The past two weeks have been crazy busy: I received and returned 65 midterms, 40 papers, and about 30 paper proposals–and, of course, I kept prepping for and going to class. It was such a blur I can’t even think of anything reflective to say about all that!
While all this was going on, we were working on the December issue of Open Letters Monthly, which went live on Thursday and not only looks great as usual but is (also as usual!) full of diverse and interesting content. I don’t have a full-sized piece in this month’s issue, but many of the editorial team pitched in on our Year in Reading feature, which includes John Cotter on Jonathan Swift (and others), Steve Donoghue on some outstanding reissues of classics including the annotated Persuasion, Sam Sacks on various collections of literary criticism and essays, and much more. Another highlight for me in this issue is Rosemary Mitchell’s essay on Hilda Prescott’s A Man on a Donkey, a book I have owned for many years but never read–clearly it’s time! And there’s a lovely piece on Horace’s Odes that brings home to me, as so many things have done this year, how woefully backward my education in the classics has been. Do go over and check these out, along with the rest of the issue, and if you enjoy it, help us spread the word.
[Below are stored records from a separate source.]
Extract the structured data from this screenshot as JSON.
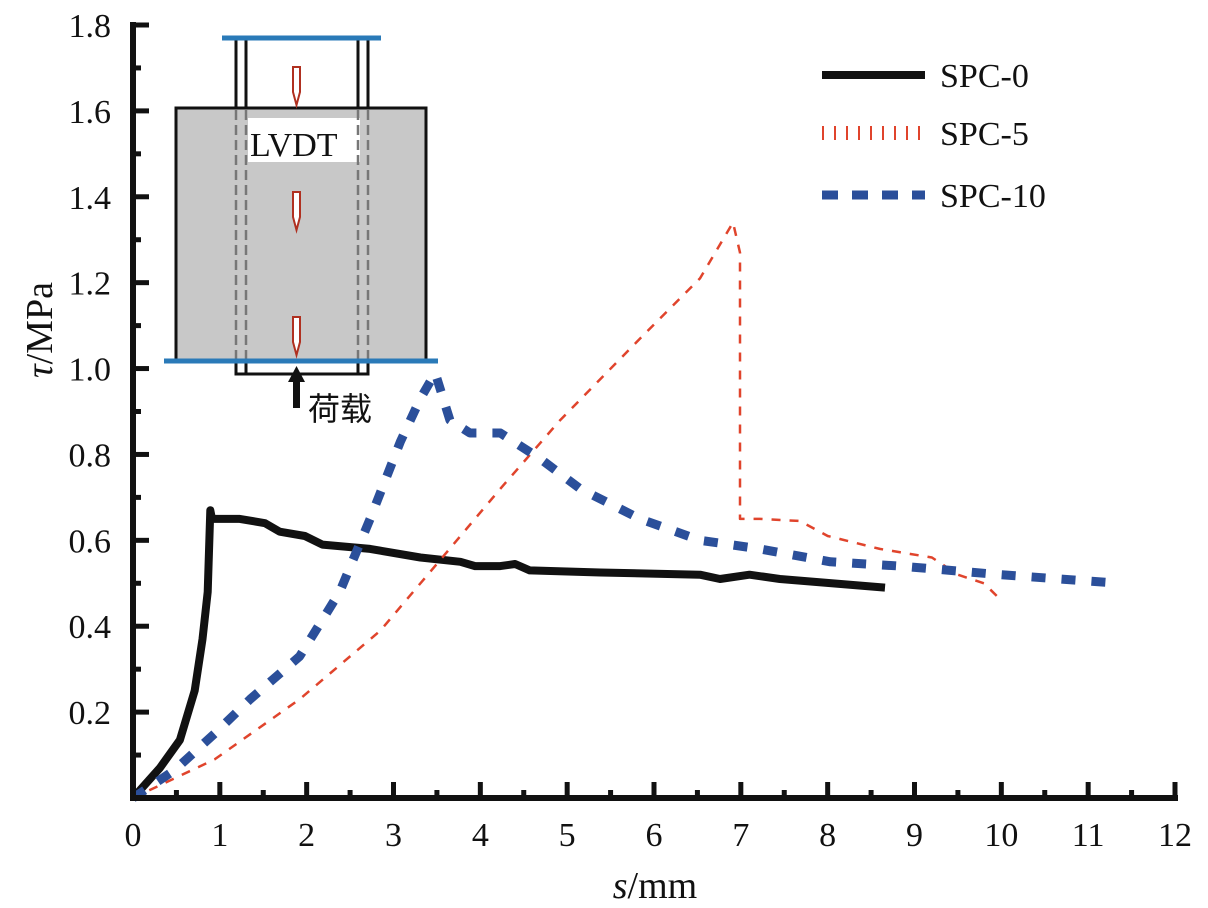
{
  "chart_data": {
    "type": "line",
    "title": "",
    "xlabel_italic": "s",
    "xlabel_unit": "/mm",
    "ylabel_italic": "τ",
    "ylabel_unit": "/MPa",
    "xlim": [
      0,
      12
    ],
    "ylim": [
      0,
      1.8
    ],
    "xticks": [
      "0",
      "1",
      "2",
      "3",
      "4",
      "5",
      "6",
      "7",
      "8",
      "9",
      "10",
      "11",
      "12"
    ],
    "yticks": [
      "0.2",
      "0.4",
      "0.6",
      "0.8",
      "1.0",
      "1.2",
      "1.4",
      "1.6",
      "1.8"
    ],
    "grid": false,
    "legend_position": "top-right",
    "series": [
      {
        "name": "SPC-0",
        "color": "#111111",
        "style": "solid",
        "x": [
          0,
          0.31,
          0.54,
          0.71,
          0.8,
          0.86,
          0.89,
          0.91,
          1.0,
          1.23,
          1.52,
          1.69,
          1.98,
          2.18,
          2.73,
          3.31,
          3.77,
          3.94,
          4.23,
          4.4,
          4.57,
          5.38,
          6.53,
          6.76,
          7.1,
          7.45,
          8.66
        ],
        "y": [
          0,
          0.07,
          0.135,
          0.25,
          0.37,
          0.48,
          0.67,
          0.65,
          0.65,
          0.65,
          0.64,
          0.62,
          0.61,
          0.59,
          0.58,
          0.56,
          0.55,
          0.54,
          0.54,
          0.545,
          0.53,
          0.525,
          0.52,
          0.51,
          0.52,
          0.51,
          0.49
        ]
      },
      {
        "name": "SPC-5",
        "color": "#e0442c",
        "style": "dotted",
        "x": [
          0,
          0.94,
          1.92,
          2.85,
          3.54,
          4.23,
          4.92,
          5.84,
          6.53,
          6.91,
          6.99,
          6.99,
          7.22,
          7.68,
          8.0,
          8.6,
          9.2,
          9.5,
          9.8,
          10.0
        ],
        "y": [
          0,
          0.09,
          0.23,
          0.39,
          0.555,
          0.72,
          0.88,
          1.07,
          1.21,
          1.34,
          1.27,
          0.65,
          0.65,
          0.645,
          0.61,
          0.58,
          0.56,
          0.52,
          0.5,
          0.46
        ]
      },
      {
        "name": "SPC-10",
        "color": "#2b4f9a",
        "style": "dashed",
        "x": [
          0,
          0.48,
          0.94,
          1.35,
          1.92,
          2.38,
          2.73,
          3.08,
          3.31,
          3.48,
          3.65,
          3.88,
          4.23,
          4.69,
          5.15,
          5.84,
          6.53,
          7.22,
          8.03,
          8.84,
          9.99,
          11.37
        ],
        "y": [
          0,
          0.065,
          0.15,
          0.23,
          0.33,
          0.48,
          0.65,
          0.83,
          0.93,
          0.99,
          0.88,
          0.85,
          0.85,
          0.79,
          0.72,
          0.65,
          0.6,
          0.58,
          0.55,
          0.54,
          0.52,
          0.5
        ]
      }
    ],
    "inset": {
      "sensor_label": "LVDT",
      "load_label": "荷载"
    }
  }
}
While I was working on all these things, I was also supposed to be finishing Molly Gloss’s Wild Life for the Slaves of Golconda book club. Fail! I had time to do it–I know that, because I did read a bit of other ‘just for fun’ stuff. But I came to dread picking it up because I really wasn’t enjoying it. I don’t really see that as a good excuse: the point of being in a book club is to get out of your comfort zone sometimes, and besides, a commitment is a commitment! The comments from other readers in the group have been helpful in bringing out strengths and weaknesses of the novel as they experienced them, and I do plan to push on to the end this week. One thing about the novel that was working for me was its evocation of the “Pacific Northwest,” which of course is more or less the landscape of my youth–not just B.C., but we used to take camping trips into Washington State and Oregon as well. Reading Wild Life I recalled how much I used to love Daphne Marlatt’s Ana Historic, another historical (indeed, meta-historical) novel full of towering trees. Maybe my reward for finishing Wild Life can be a reread of Ana Historic.
And while all the rest of this was going on, I was also reading through the final draft of a Ph.D. thesis by a student I have been co-supervising in our Interdisciplinary Ph.D. program for seven years. It’s a study of four 19th-century women’s travel narratives, two by British women, two by German women, all (primarily) about Italy. It’s a perceptive, wide-ranging study of little-known material that is as interesting for what it says about travel writing as a form of self-discovery and identity formation (personal as well as national) as it says about Italy. I’ve learned a lot from being part of this project, and we worked hard to bring it to fruition. I am proud and happy to report that she defended her thesis successfully, and with authority and also considerable panache–congratulations!
So it has been quite a couple of weeks, and I can hardly express how relieved I feel to have made it through with only the one minor blip. If I had to fail at something, I guess in the circumstances I’m glad it was Wild Life. Next week will not be nearly as crazy, as I’ll have “just” the routine business of class prep, and that only up until Wednesday, which is our last day of the term. Then there’s a small lull until exams and papers pile up–I have to actually make up the exams, but that’s not the kind of thing that usually means working nights and weekends. I should be able to get in a little Christmas shopping, clean up and reorganize my offices (at work and at home), enjoy some guilt-free time with Testament of Experience, get The Paris Wife finished for my other book club, and turn my mind to next term’s classes….
Have you read Annie Dillard’s Pacific Northwest historical novel “The Living”? I read it years ago but remember liking it. And Dillard’s prose is always lovely (I love her memoir of childhood).
“But I came to dread picking it up because I really wasn’t enjoying it. I don’t really see that as a good excuse…” Personally, I can’t think of a *better* reason to stop reading a book; life is short, the reading list is almost infinite!
I used to force myself through books no matter how little I was enjoying them but in recent years I’ve become ruthlessly opposed to making myself do this. It is likely a failing on my part, but I really don’t get much of that process. That said, I don’t always give up on books if I’m not enjoying them; generally, if a book is unenjoyable but interesting I’ll persevere; but if I’m just bored, I quickly put self and book out of our respective miseries.
It was nice to have your comments on Wild Life, even if you didn’t finish it!